Every spring, engineering students from MIT and law students from Georgetown University overcome the distance between their institutions and disciplines in a semester-long flurry of virtual classroom meetings and late-night Google hangout sessions, culminating in presentations to policy experts in DC. “It’s like a fusion of MIT technical talent and legal knowledge from Georgetown,” explains Andrew Bartow, a senior in computer science who took the class his sophomore year. “Together we try to write a law that improves the state of internet privacy in the United States.”

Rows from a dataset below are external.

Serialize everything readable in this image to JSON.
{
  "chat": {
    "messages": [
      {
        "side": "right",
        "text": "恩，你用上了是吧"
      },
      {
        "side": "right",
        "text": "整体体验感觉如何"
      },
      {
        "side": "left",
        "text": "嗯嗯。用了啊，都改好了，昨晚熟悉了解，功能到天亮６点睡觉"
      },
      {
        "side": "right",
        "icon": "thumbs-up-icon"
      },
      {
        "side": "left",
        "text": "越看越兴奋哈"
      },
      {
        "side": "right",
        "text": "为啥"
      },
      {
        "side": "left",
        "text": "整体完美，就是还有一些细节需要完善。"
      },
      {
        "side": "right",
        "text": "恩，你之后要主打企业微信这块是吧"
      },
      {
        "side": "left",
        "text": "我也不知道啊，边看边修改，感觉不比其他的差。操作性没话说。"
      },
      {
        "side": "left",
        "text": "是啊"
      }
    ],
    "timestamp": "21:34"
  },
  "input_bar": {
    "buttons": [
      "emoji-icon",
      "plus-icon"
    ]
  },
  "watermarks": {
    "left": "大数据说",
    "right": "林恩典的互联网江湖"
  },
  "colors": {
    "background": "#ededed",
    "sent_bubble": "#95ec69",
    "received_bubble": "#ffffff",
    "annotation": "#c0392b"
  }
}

Now in its fourth year, 6.S978, Privacy Legislation: Law and Technology was born in part out of co-instructor Daniel Weitzner’s experience in the White House as Deputy Chief Technology Officer for Internet Policy. “We were in need of more technically grounded, objective research to help us assess policy options. And it was frankly hard to figure out who to hire to work on these issues,” recalls Weitzner, a principal research scientist at the MIT Computer Science and Artificial Intelligence Lab (CSAIL) who founded the MIT Internet Policy Research Initiative. Returning from Washington to MIT, Weitzner decided to create a course that could help engineers and lawyers bridge that gap. At the start of the course—which Weitzner teaches with Class of 1922 Professor of Computer Science and Engineering Hal Abelson PhD ’73—15 Georgetown law students come to MIT for a day and join 15 MIT engineering students for what Weitzner calls a “boot camp” on privacy law and technology. From there, weekly meetings are held in a virtual space that merges physical classrooms at MIT and Georgetown.

Students also form small groups, each composed of two law and two engineering students, that spend the semester drafting legislation related to a particular technology, ranging from smart thermostats to self-driving cars. For the last class, MIT students fly to DC, and each group presents its proposal to a panel that has included senators, federal trade commissioners, policy leaders in industry, and policy advocate groups.

“They really do outstanding work, and I would say the ideas that they develop and the kind of seriousness with which they present them are really every bit as good as a lot of the ideas for which I was on the receiving end when I was sitting in the White House,” Weitzner says, adding that some proposals have generated interest among state policy makers and legislators, and others have been published in technology law reviews at Yale and Harvard.

Bartow’s project focused on law enforcement access to data gathered by in-home smart devices like an Amazon Echo or a Google Nest thermostat: he recalls his group carefully cross-referencing the Electronic Communications Privacy Act with the Google Nest policy on one screen and the Amazon Echo policy on another.

“What we discovered is that if you had a lot of these devices in your home, law enforcement could really get a pretty intimate picture of what’s going on in your home without ever having to go to a court and get a warrant,” Bartow explains. “There’s a gap in the law that you could drive a truck through.” Closing that gap proved tricky—Bartow describes going back and forth with the law students in his group to address concerns for individual privacy without impeding the progress of technology or interfering with the needs of law enforcement. However, Bartow says practicing that interdisciplinary communication was one of the most valuable parts of the course. “A lot of problems, whether it be internet privacy or global warming, take a combination of technical problem solving and smart policy making to get the job done,” he observes.

Sunoo Park SM ’15, a PhD candidate in computer science, became interested in privacy law while conducting her doctoral research on cryptography. Last spring, her 6.S978 group drafted a bill that would more clearly define when and how law enforcement can access location data (e.g., GPS) from people’s personal devices. “The existing laws were not designed with the technological landscape of today in mind, in most cases, and the technology has changed the way that people interact with their devices on an everyday basis,” she notes.

Park says the course provided her with a deeper understanding of the components of effective legislation: “It was interesting to think about what is important to be written down or might be reasonably left open to interpretation.” She also appreciated how the class revealed some of the unresolved questions engendered by the pace of innovation in her field. “One of the challenges is that tech is changing so fast,” she says, “and typically laws don’t change so fast.”

Weitzner is pleased when his students come away from 6.S978 energized by such challenges. “A core mission of MIT’s new Internet Policy Research Initiative is to help students discover how they can contribute to solving internet policy challenges,” he says. “To a lot of people, the law is sort of a black art, and to a lot of other people, computer science is a black art. I think the engineering and law students see they can cut through whatever mystery there is—but that they need each other to do it.”